24) As part of its green initiative, Google rents 200 goats (plus herder and a border collie) to “mow” the weeds and brush around headquarters.

25) Initially, the Google was overshadowed by the rivals such as Yahoo and Ask Jeeves, but it kept growing and today it is the world’s most popular websites, with its parent
company Alphabet Inc worth an estimated $137b last year.

26) The internet was ‘broken’ by a programmer at Google in 2009, after they accidentally added ‘/’ to Google’s blocked website registry. There is a ‘/’ in nearly every website created, so nothing online could be accessed.

27) Google removed the ‘I am feeling lucky’ button from its search bar because the company had to incur millions of dollars every year to enable users to skip advertisements and head directly to the top of the search.

28) Google on February 2009 tweeted for the first time on Twitter and as geeky as it could, the tweet read, “I’m 01100110 01100101 01100101 01101100 01101001 01101110 01100111 00100000 01101100 01110101 01100011 01101011 01111001 00001010.”
Those who are not aware of binary language, it means “I’m feeling lucky.”

29) In July 2005, Google acquired Android Inc. for at least $50 million. Android is a mobile operating system which is designed primarily for touchscreen mobile devices such as smartphones and tablets. In addition, Google has developed Android TV for televisions, Android Auto for cars, and Wear OS for wearables, each with a specialized user interface. Variants of Android are also used on game consoles, digital cameras, PCs and other electronics.

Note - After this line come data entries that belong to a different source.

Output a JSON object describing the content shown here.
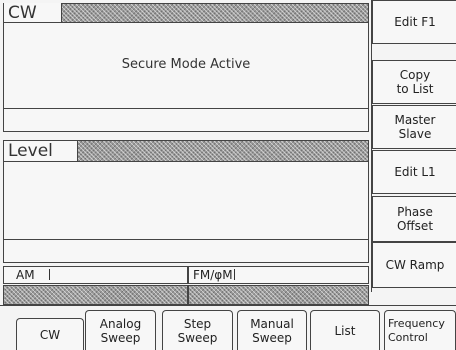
{
  "cw_section": {
    "label": "CW",
    "message": "Secure Mode Active"
  },
  "level_section": {
    "label": "Level"
  },
  "status": {
    "am_label": "AM",
    "fm_label": "FM/φM"
  },
  "softkeys": [
    {
      "line1": "Edit F1",
      "line2": ""
    },
    {
      "line1": "Copy",
      "line2": "to List"
    },
    {
      "line1": "Master",
      "line2": "Slave"
    },
    {
      "line1": "Edit L1",
      "line2": ""
    },
    {
      "line1": "Phase",
      "line2": "Offset"
    },
    {
      "line1": "CW Ramp",
      "line2": ""
    }
  ],
  "tabs": [
    {
      "line1": "CW",
      "line2": ""
    },
    {
      "line1": "Analog",
      "line2": "Sweep"
    },
    {
      "line1": "Step",
      "line2": "Sweep"
    },
    {
      "line1": "Manual",
      "line2": "Sweep"
    },
    {
      "line1": "List",
      "line2": ""
    },
    {
      "line1": "Frequency",
      "line2": "Control"
    }
  ]
}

30) Sundar Pichai (Pichai Sundararajan), an Indian-American, was on August 10, 2015 named CEO of the company, replacing Larry Page who is heading as CEO of Alphabet
Inc.

31) In November 2017, Google bought 536 megawatts of wind power from two power plants in South Dakota, one in Iowa and one in Oklahoma, making its operations run on 100 percent renewable energy.

32) A Google Doodle is product of Google that appears temporarily on special occasions in place of Google’s permanent logo on the homepage. The doodle marks important festivals, people, achievements and holidays. The first-ever Google Doodle was made in honor of the Burning Man Festival of 1998. The doodle featured the iconic man behind the second O in Google’s logo.

33) “Backrub” was actually one of the earliest names for Google back in the mid-1990s when its core function was to analyze backlinks on the web.

The name “Backrub” was derived from a series of algorithms that were used for calculating ranks from the backlinks generated from a particular webpage. The search engine gained immense popularity. In 1999, Brin and Page opened their maiden office in a garage owned by Susan Wojcicki in California. In an interesting turn of events, the name “Google” is a mathematical play on the term “googol” – denoting number one followed by 100 zeros. The name of Google is actually misspelled as founders Larry Page and Sergey Brin wanted to use “googol” (100 zeroes after 1), which would have represented unlimited information.

34) The lack of any colour and design on Google’s homepage is because the founders had no knowledge of HTML.

YouTube was originally designed to be a video-based dating website with the slogan ‘Tune in, Hook up’. Founded on February 14, 2005, it allowed users to share videos of themselves talking about the kind of partner they wanted. However, the idea did not seem to catch on, following which it was opened up to all kinds of videos.